A jury will deliver the verdict in the inquest into the deaths of Princess Diana and her boyfriend, a three-judge panel ruled Friday, accepting the argument that the coroner erred in trying to decide the case on her own.
The decision is a victory for Mohamed al Fayed, father of Diana’s boyfriend, Dodi Fayed, and the owner of Harrods, who has long alleged a conspiracy was behind the deaths of the couple in the August 1997 car crash, which occurred as they were pursued by paparazzi.
“Now that the coroner is compelled to have a jury … it will become clear beyond doubt that murder was committed,” said al Fayed, who has claimed rumors of an impending marriage between Diana and his Muslim son infuriated the royal family.
The judges at London’s High Court said jurors had to take part in the case because the circumstances surrounding the deaths could happen again. The court cited recent media intrusions suffered by Prince William’s girlfriend and other celebrities as proof that photographers still pursue public figures – often using motorcycles and other vehicles.
Ancient market uncovered
Archaeologists have discovered extensive remains of what is believed to be an ancient marketplace with shops and a religious center at the southern edge of Athens, the Culture Ministry said Friday.
The finds, in the coastal neighborhood of Voula, date from the fourth or fifth century B.C.
“It is a very large complex,” the ministry said. “It was a site of rich financial and religious activity, which was most probably a marketplace.”
Marketplaces – or agoras – teemed with shops, open-air stalls and administrative buildings, and were the financial, political and social center of ancient Greek life.
Archaeologists believe the complex belonged to the municipality of Aexonides Halai, among the largest settlements surrounding ancient Athens.
The main building was a hollow square with a rock-cut reservoir in the center.
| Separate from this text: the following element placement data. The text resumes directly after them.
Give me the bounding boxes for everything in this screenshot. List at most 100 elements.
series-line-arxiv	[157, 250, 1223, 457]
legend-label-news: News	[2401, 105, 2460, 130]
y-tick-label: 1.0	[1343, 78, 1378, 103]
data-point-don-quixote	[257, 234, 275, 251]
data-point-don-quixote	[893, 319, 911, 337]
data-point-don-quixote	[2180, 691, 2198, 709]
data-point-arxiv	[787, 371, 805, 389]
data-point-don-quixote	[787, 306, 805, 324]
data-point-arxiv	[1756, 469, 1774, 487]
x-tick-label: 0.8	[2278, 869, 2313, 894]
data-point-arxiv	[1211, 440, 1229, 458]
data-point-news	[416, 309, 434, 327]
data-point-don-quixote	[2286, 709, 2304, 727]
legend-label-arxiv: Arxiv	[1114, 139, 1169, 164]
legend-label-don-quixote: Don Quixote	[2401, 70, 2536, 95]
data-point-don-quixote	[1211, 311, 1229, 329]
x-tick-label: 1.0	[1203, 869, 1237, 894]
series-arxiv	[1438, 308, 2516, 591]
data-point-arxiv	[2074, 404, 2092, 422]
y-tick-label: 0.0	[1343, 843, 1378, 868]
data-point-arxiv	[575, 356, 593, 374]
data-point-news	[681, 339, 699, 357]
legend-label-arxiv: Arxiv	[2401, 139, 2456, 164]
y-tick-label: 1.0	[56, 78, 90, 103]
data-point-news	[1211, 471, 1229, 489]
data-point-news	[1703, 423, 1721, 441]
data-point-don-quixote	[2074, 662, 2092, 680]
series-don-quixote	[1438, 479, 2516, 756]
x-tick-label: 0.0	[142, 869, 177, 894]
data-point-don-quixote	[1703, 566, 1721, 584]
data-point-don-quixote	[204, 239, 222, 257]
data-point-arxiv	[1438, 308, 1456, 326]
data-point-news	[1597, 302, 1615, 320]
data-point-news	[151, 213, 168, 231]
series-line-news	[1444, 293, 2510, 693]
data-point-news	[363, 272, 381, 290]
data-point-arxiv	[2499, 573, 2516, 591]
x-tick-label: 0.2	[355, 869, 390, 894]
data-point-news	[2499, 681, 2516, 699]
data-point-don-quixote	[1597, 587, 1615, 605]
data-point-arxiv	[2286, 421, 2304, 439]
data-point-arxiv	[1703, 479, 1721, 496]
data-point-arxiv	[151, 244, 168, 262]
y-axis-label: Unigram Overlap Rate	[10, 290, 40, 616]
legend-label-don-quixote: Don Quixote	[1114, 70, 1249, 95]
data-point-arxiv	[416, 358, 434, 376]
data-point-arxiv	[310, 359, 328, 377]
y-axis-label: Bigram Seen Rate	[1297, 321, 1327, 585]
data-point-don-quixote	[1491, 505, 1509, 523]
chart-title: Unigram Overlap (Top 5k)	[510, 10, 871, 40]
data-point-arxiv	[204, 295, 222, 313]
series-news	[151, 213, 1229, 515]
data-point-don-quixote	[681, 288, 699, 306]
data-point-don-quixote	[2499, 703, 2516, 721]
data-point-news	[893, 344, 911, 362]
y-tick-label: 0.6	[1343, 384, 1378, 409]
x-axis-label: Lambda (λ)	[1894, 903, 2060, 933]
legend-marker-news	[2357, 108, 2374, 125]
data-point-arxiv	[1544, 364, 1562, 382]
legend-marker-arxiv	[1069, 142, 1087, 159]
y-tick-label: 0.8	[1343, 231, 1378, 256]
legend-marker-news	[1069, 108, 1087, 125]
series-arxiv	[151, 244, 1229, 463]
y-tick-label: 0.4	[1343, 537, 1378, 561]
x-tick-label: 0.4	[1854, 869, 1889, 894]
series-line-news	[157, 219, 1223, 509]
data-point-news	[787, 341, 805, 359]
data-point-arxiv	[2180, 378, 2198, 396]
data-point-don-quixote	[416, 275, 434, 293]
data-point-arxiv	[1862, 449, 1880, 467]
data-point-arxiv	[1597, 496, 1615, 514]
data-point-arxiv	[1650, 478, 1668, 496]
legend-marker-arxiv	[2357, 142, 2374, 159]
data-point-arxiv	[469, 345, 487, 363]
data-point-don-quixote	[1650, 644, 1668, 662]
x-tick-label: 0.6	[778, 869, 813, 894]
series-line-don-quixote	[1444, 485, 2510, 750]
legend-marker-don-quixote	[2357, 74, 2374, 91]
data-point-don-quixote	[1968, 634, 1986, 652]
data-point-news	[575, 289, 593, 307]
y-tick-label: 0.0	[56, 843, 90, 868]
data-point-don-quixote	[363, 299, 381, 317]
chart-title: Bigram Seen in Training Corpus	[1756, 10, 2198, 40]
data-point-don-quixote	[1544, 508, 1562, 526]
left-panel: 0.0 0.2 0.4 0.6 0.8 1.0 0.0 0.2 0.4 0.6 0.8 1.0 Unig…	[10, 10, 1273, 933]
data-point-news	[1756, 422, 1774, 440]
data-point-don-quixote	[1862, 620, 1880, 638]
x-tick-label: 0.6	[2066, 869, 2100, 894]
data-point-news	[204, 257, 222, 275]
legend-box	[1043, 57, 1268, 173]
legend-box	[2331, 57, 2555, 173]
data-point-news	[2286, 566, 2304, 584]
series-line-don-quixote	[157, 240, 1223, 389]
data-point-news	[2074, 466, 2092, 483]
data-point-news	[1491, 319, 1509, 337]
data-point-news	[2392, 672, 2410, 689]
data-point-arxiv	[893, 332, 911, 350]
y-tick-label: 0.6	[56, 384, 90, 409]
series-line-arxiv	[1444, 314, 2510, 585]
The building had 12 rooms – probably shops – and a small temple with an open-air altar.
San Juan, Puerto Rico
Public smoking ban takes effect
People caught smoking in bars and restaurants in Puerto Rico faced fines Friday as a ban on lighting up in enclosed public spaces took effect.
The law was approved last year over the objections of some in the tourism industry. It also prohibits smoking in private cars with children under 13 inside.
Violators face a penalty of $250 for a first offense and up to $2,000 for repeat violations.
Opponents say the ban threatens tourism on an island where many people like to smoke while betting in the nearly two dozen casinos, which are considered key to Puerto Rico’s $3 billion tourism industry.